Bullish prospects | Expert sees United States herd expansion push into north and west
After years of decline, the U.S. calf crop is poised to grow, according to a Kansas State University assistant professor who spoke at a research ranch in central Saskatchewan.
Glynn Tonsor said he thinks expansion will resemble what existed in the 1990s rather than the historic highs of the 1970s and 1980s.
With consumer education and food safety concerns, the U.S. domestic market for beef is changing, he said. Domestic consumption is down but beef production is trending upward and export prospects remain bullish, he said.
“We’ll increasingly export product and producers that want to be part of that story and have below average costs; it looks like a very prosperous time over the next decade or so,” he said.
Tonsor spoke at the Western Beef Development Centre’s 14th annual summer field day on the Termuende Research Ranch near Lanigan, Sask., June 26.
Tosnor said he thinks certain regions of the U.S. have an economic advantage for expansion.
“I think the herd is moving a little bit north and west of Kansas.”
He said there are two main reasons for this: the average herd size is larger north and west within the U.S., and there are economies of scale in cow-calf production, so those operators are in a better position to expand.
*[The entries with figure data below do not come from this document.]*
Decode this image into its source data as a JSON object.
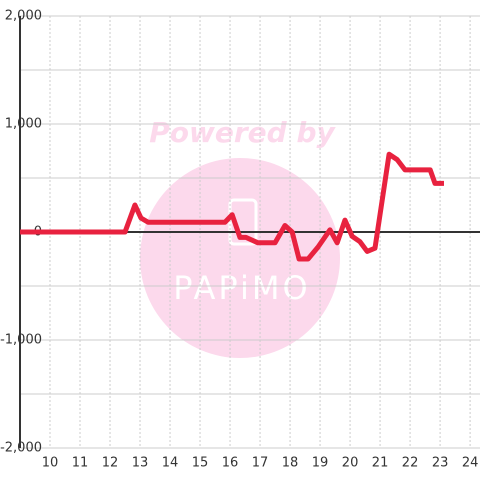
{
  "chart_data": {
    "type": "line",
    "watermark": {
      "top": "Powered by",
      "logo": "PAPiMO"
    },
    "x": [
      9,
      12.5,
      12.83,
      13.03,
      13.27,
      15.83,
      16.07,
      16.33,
      16.53,
      16.93,
      17.5,
      17.83,
      18.07,
      18.3,
      18.6,
      18.93,
      19.33,
      19.57,
      19.83,
      20.07,
      20.33,
      20.57,
      20.83,
      21.3,
      21.57,
      21.83,
      22.67,
      22.83,
      23.13
    ],
    "series": [
      {
        "color": "#e8223f",
        "values": [
          0,
          0,
          250,
          130,
          90,
          90,
          160,
          -50,
          -50,
          -100,
          -100,
          60,
          0,
          -250,
          -250,
          -140,
          20,
          -100,
          110,
          -40,
          -90,
          -180,
          -150,
          720,
          670,
          575,
          575,
          450,
          450
        ]
      }
    ],
    "xlim": [
      9,
      24.33
    ],
    "xticks": [
      10,
      11,
      12,
      13,
      14,
      15,
      16,
      17,
      18,
      19,
      20,
      21,
      22,
      23,
      24
    ],
    "ylim": [
      -2000,
      2000
    ],
    "yticks": [
      {
        "value": -2000,
        "label": "-2,000"
      },
      {
        "value": -1000,
        "label": "-1,000"
      },
      0,
      {
        "value": 1000,
        "label": "1,000"
      },
      {
        "value": 2000,
        "label": "2,000"
      }
    ],
    "grid": true
  }
}
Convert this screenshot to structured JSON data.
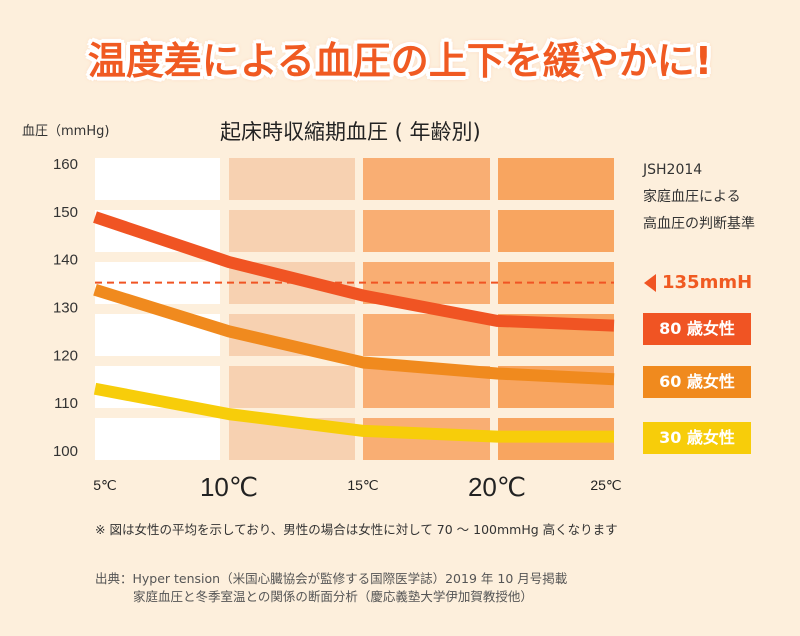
{
  "headline": "温度差による血圧の上下を緩やかに!",
  "chart_data": {
    "type": "line",
    "title": "起床時収縮期血圧 ( 年齢別)",
    "ylabel": "血圧（mmHg)",
    "xlabel": "",
    "x": [
      5,
      10,
      15,
      20,
      25
    ],
    "x_tick_labels": [
      "5℃",
      "10℃",
      "15℃",
      "20℃",
      "25℃"
    ],
    "y_ticks": [
      160,
      150,
      140,
      130,
      120,
      110,
      100
    ],
    "ylim": [
      100,
      160
    ],
    "series": [
      {
        "name": "80 歳女性",
        "color": "#f05423",
        "values": [
          148.7,
          139.3,
          132.3,
          127,
          126
        ]
      },
      {
        "name": "60 歳女性",
        "color": "#f08a1e",
        "values": [
          133.5,
          124.8,
          118.3,
          116,
          114.8
        ]
      },
      {
        "name": "30 歳女性",
        "color": "#f7cd0a",
        "values": [
          112.8,
          107.5,
          104,
          102.8,
          102.8
        ]
      }
    ],
    "reference_line": {
      "value": 135,
      "label": "135mmH",
      "color": "#f05423"
    },
    "reference_note": [
      "JSH2014",
      "家庭血圧による",
      "高血圧の判断基準"
    ],
    "legend": "right",
    "band_colors": [
      "#ffffff",
      "#f7d1b1",
      "#f9ae73",
      "#f8a560"
    ]
  },
  "note": "※ 図は女性の平均を示しており、男性の場合は女性に対して 70 ～ 100mmHg 高くなります",
  "source": {
    "line1": "出典：Hyper tension（米国心臓協会が監修する国際医学誌）2019 年 10 月号掲載",
    "line2": "家庭血圧と冬季室温との関係の断面分析（慶応義塾大学伊加賀教授他）"
  }
}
The second point boils down to land-use change. While some U.S. states have planted corn, others have not.
“If you generalize that across the U.S., that pressure is a little less in the north and the west. So the likelihood of that acreage staying forage is a lot higher than it is in the eastern corn belt, or in some southern parts of the country,” he said.
Tosnor surmises that Canada’s two largest cattle provinces will go through similar change.
“The economics underlying the movement north and west in my U.S. data, I think, (are) similar for southern Alberta and Saskatchewan. I don’t have data for Canada and this parallel, but I think the relative cost advantages in that part of the world, compared to the southeast in the U.S., are very similar,” he said.
On the other hand, the U.S. Department of Agriculture’s longer-term projections as of February 2012 indicate Canada’s beef exports will be relatively flat and the U.S. growth rate will be 14 percent.
“The main reason in the report for that is USDA in this projection doesn’t have a lot of faith you’re going to expand the herd much and therefore not be able to export. There are concerns about delayed expansion,” he said.
Assuming both markets will expand, Canadian inventory changes lead the U.S.
“It appears that the trough in the Canadian inventory might be about two years before the trough in the U.S., so two years ahead,” he said.
“Canadian cow-calf producers might be positioned to gain from that earlier than the U.S. Some of the heifer retention signals occurred earlier in Canada than the U.S., so there might be a calf crop or two that Canadian producers can benefit from before all of North America,” he said.
Tosnor said current high prices may tempt some producers to try and beat the market, but he said there are more effective ways to turn a profit.
“There’s more to be gained by being a lower cost producer than there is in timing the market … returns are larger in terms of cost management than they are on the revenue side,” he said.